The notable change is a revert: sched : reintroduce less synchronizations during split compute was backed out. In practical terms, the release rolls back part of the scheduler work that tried to reduce synchronisation around split compute and async tensor copies.
The revert touches the backend scheduler and CUDA copy path. User input copies move back to the simpler synchronous route, and the async copy path is narrowed again rather than trying to be clever across CPU-to-CUDA boundaries.
Links:
- https://github.com/ggml-org/llama.cpp/releases/tag/b9843
- https://github.com/ggml-org/llama.cpp/commit/86b94708f22478f900b76ca02e316f4f3418faff
Why it matters
Local inference failures rarely announce themselves as “the scheduler is wrong”. They show up as odd hangs, corrupted-looking runs, backend-specific behaviour, or performance changes that only appear when you split work across devices.
That is why this sort of release matters more than the headline suggests. It is not a shiny model launch. It is the runtime maintainers choosing correctness and predictable copy semantics over keeping a recent optimisation in place.
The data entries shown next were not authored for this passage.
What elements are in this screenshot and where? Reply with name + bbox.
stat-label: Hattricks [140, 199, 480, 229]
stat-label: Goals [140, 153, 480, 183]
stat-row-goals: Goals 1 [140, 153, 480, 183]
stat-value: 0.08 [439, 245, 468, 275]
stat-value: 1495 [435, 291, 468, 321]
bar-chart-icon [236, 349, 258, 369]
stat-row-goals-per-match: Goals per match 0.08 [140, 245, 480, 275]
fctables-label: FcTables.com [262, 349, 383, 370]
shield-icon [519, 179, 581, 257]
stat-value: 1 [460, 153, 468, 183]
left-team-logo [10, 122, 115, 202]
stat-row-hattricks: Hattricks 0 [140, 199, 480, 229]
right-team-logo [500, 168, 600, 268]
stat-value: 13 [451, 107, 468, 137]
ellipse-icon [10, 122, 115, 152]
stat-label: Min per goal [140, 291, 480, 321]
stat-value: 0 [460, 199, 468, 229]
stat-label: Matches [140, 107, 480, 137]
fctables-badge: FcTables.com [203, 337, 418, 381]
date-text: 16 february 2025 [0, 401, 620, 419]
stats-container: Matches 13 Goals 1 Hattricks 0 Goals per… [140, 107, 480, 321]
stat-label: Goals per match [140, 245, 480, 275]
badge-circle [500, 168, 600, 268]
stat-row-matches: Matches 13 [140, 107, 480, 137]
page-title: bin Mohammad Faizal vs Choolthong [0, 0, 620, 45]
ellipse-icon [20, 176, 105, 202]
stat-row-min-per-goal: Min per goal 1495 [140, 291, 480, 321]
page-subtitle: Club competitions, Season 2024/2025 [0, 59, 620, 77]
For agent systems, that is the right instinct. A local model stack used by Hermes, OpenClaw or Foundry automation needs boring reliability before it needs another few percent of throughput.
My read
This is worth a spike, not an automatic production upgrade.
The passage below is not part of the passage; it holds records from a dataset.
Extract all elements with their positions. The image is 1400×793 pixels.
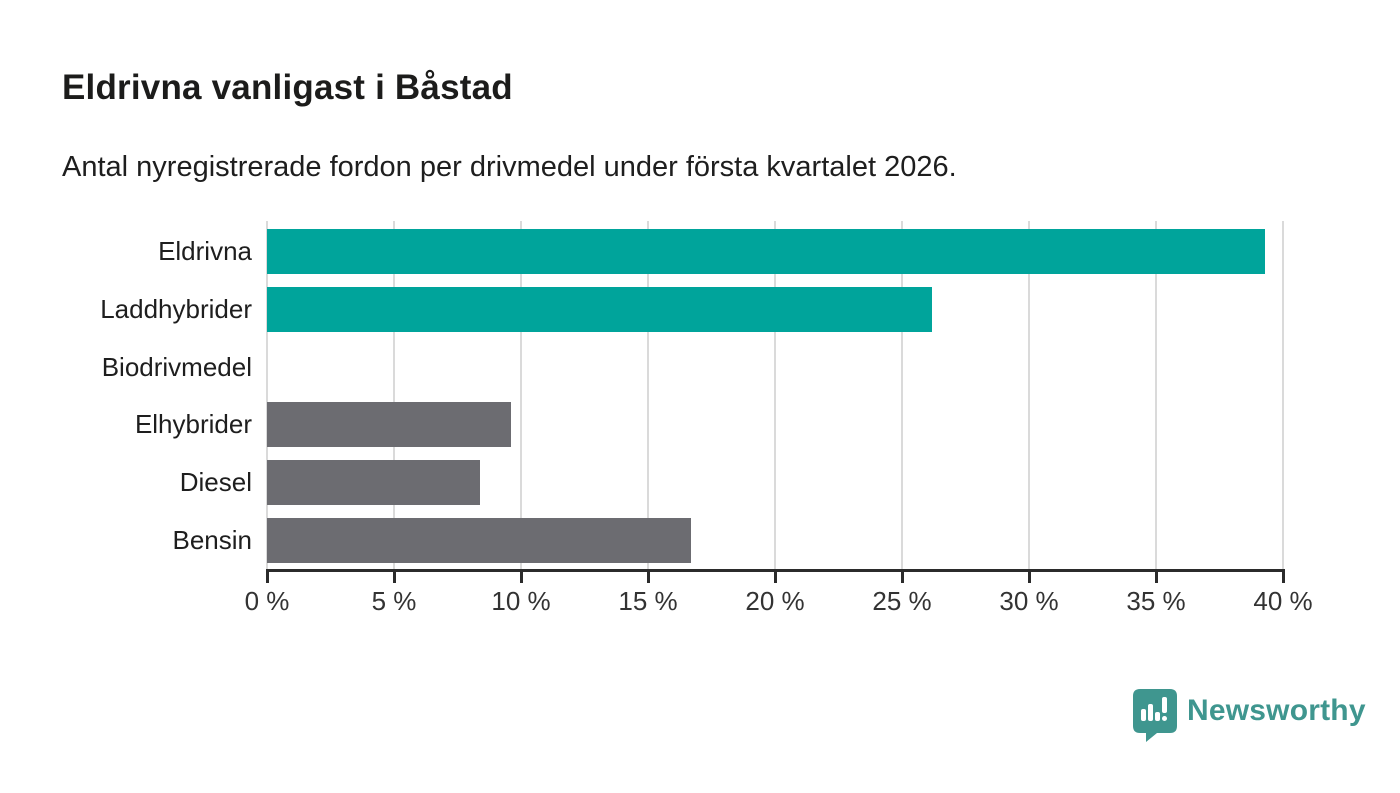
gridline-20 <box>774 221 776 569</box>
bar-eldrivna <box>267 229 1266 274</box>
x-tick-label-15: 15 % <box>618 586 678 616</box>
category-label-bensin: Bensin <box>172 525 253 555</box>
newsworthy-logo: Newsworthy <box>1133 689 1366 742</box>
category-label-diesel: Diesel <box>179 467 252 498</box>
gridline-15 <box>647 221 649 569</box>
category-label-elhybrider: Elhybrider <box>134 409 252 440</box>
x-tick-label-40: 40 % <box>1253 586 1313 616</box>
gridline-35 <box>1155 221 1157 569</box>
bar-laddhybrider <box>267 286 933 332</box>
chart-subtitle: Antal nyregistrerade fordon per drivmede… <box>62 151 957 183</box>
gridline-25 <box>901 221 903 569</box>
x-tick-label-0: 0 % <box>244 586 290 616</box>
bar-bensin <box>267 518 692 563</box>
gridline-40 <box>1282 221 1284 569</box>
x-axis-tick-25 <box>900 569 904 583</box>
x-axis-tick-20 <box>773 569 777 583</box>
category-label-biodrivmedel: Biodrivmedel <box>101 351 252 382</box>
bar-diesel <box>267 460 481 506</box>
x-axis-tick-15 <box>646 569 650 583</box>
x-axis-tick-0 <box>265 569 269 583</box>
x-axis-tick-30 <box>1027 569 1031 583</box>
gridline-5 <box>393 221 395 569</box>
x-axis-tick-5 <box>392 569 396 583</box>
x-tick-label-5: 5 % <box>371 586 417 616</box>
x-tick-label-10: 10 % <box>491 586 551 616</box>
newsworthy-wordmark: Newsworthy <box>1187 694 1366 727</box>
category-label-eldrivna: Eldrivna <box>158 236 252 266</box>
chart-title: Eldrivna vanligast i Båstad <box>62 68 513 107</box>
x-tick-label-20: 20 % <box>745 586 805 616</box>
x-axis-tick-35 <box>1154 569 1158 583</box>
gridline-10 <box>520 221 522 569</box>
x-tick-label-35: 35 % <box>1126 586 1186 616</box>
x-axis-tick-40 <box>1281 569 1285 583</box>
bar-chart-pin-icon <box>1133 689 1177 742</box>
bar-elhybrider <box>267 402 511 448</box>
category-label-laddhybrider: Laddhybrider <box>100 293 252 324</box>
x-axis-tick-10 <box>519 569 523 583</box>
x-tick-label-25: 25 % <box>872 586 932 616</box>
gridline-30 <box>1028 221 1030 569</box>
x-tick-label-30: 30 % <box>999 586 1059 616</box>
gridline-0 <box>266 221 268 569</box>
If you are already pinned to a recent llama.cpp build and seeing split-compute or CUDA weirdness, b9843 is a sensible candidate to test. If your local inference path is stable, I would not blindly bump everything just because the tag moved.
The useful test is simple: run the same prompt/tool-use harness on the old build and b9843, with the same model and backend settings, then compare latency, output stability, memory behaviour and error logs.
Bottom line
b9843 is a maintenance release with operational signal. The important part is not the version number; it is the rollback of an optimisation path that could affect runtime correctness. For local agent infrastructure, that earns a test pass before it earns a production pin.